The talented two-year-old has been off the scene since scoring a sizzling debut win at Doomben in December.

Ardoyne Road was immediately sent to the paddock by connections when she was found to be suffering from heat stress following the win.

An opportunity to tackle last month’s Magic Millions Classic and a possible Golden Slipper tilt have passed Ardoyne Road by, but Sears is in no rush to return her to work.

“She’ll be running in the winter,” Sears said.

“She is spending three months in the paddock and there’s no rush with her.

“There is nothing around for now and she is doing well spelling out at Gainsborough Lodge.

“She’ll come back into work next month when we’ll sit down and work out a winter program for her.”

Sears meanwhile is likely to aim in-form five-year-old Well Sighted at next month’s $20,000 Dalby Newmarket (1200m) after the gelding racked up his fourth straight win this campaign at Bunya Park on Monday.
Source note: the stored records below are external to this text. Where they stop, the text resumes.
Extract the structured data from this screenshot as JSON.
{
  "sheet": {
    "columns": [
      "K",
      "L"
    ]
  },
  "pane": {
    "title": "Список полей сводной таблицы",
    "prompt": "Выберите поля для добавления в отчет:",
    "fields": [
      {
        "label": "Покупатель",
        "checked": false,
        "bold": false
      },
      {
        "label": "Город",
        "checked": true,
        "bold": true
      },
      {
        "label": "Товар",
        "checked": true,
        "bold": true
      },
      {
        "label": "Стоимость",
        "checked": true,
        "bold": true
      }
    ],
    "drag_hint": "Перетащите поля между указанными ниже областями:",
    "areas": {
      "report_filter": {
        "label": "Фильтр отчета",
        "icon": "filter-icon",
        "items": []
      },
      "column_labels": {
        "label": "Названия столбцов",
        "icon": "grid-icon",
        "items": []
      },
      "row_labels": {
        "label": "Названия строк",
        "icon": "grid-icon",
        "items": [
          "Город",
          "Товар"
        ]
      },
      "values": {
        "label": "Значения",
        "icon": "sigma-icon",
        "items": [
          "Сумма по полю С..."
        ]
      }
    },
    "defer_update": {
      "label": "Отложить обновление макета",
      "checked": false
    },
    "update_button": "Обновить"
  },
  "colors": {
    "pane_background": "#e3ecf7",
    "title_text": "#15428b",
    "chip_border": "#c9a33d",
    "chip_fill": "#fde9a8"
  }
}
Well Sighted earned ballot-free entry into the March 10 Newmarket when he fought off a brave challenge from runner-up Squeemi to narrowly win the Cannonball Handicap (1000m) for jockey Skye Bogenhber.

“It was a good win and he’s definitely putting it together this time in now he knows how to win,” Sears said.

“I knew Squeemi would be tough to beat over the 1000 and I told Skye to make sure they stayed in close touch with her.

“He’ll probably go to a 0MW in town next but he gets into the Newmarket as well now, so we’ll probably have a go at it with him.”

Well Sighted rounded off a winning hat-trick for Bogenhuber on the seven-race Dalby card.

She was also scored on the Paul Butterworth-trained Keen Instinct and Quiero who kicked off a winning race-to-race double for Sears.